Wir hatten beide diese intrinsische Lust zu schaffen und zu entwickeln. Es ist sehr schön, Projekte im wahrsten Sinne des Wortes wachsen zu sehen.  Visionen hat man zu Beginn viele, auch einige Irrwege und viel Optimismus. Der rote Faden, der uns aber seit dem Start begleitet, war und ist der Anspruch baukünstlerisch zu arbeiten.

Wie würden Sie Ihre architektonische Philosophie beschreiben?

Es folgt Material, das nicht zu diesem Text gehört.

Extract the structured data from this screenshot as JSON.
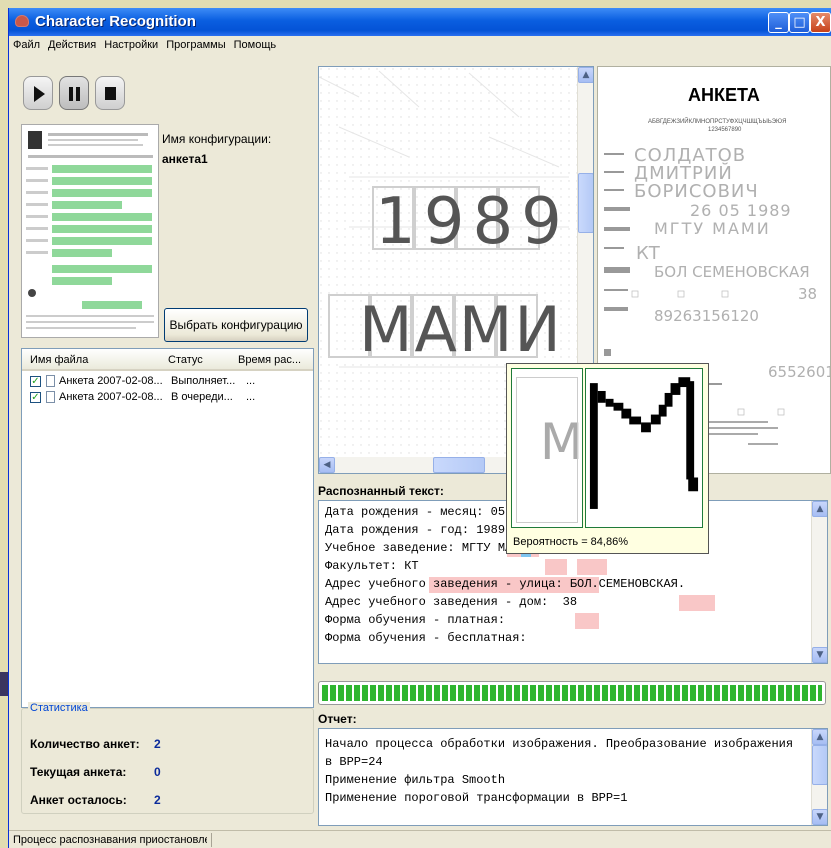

Unsere Projekte sind getragen von dem Gedanken, Baugeschichte weiterzuschreiben und nicht umzuschreiben. Der baukulturelle Hintergrund, bzw. das kulturelle Umfeld dienen uns hierzu als Grundlage. Unsere Arbeit an den klassischen Vierkanthöfen oder Markthäusern etwa bezieht sich immer auf die kontextuale Auseinandersetzten mit der Bautypologie – also mit dem baukulturellen Hintergrund. Gleichzeitig sind diese Denkmäler ein Speicher an immateriellen Werten, steingewordene Zeugnisse einer gemeinsamen Geschichte, der man gerecht werden muss.

 


Hof B, Steyr Land: Der über längere Zeit leerstehende Wirtschaftshof sollte für reine Wohnzwecke zeitgemäß adaptiert werden. Es galt, den ursprünglichen Charakter des Vierkanters zu erhalten, obwohl sämtliche Räume in ihrer Funktion abgeändert wurden.

 

Woher schöpfen Sie ihre Inspiration? Können Sie uns ein konkretes Beispiel nennen, wie diese Elemente Ihre Arbeit beeinflusst haben?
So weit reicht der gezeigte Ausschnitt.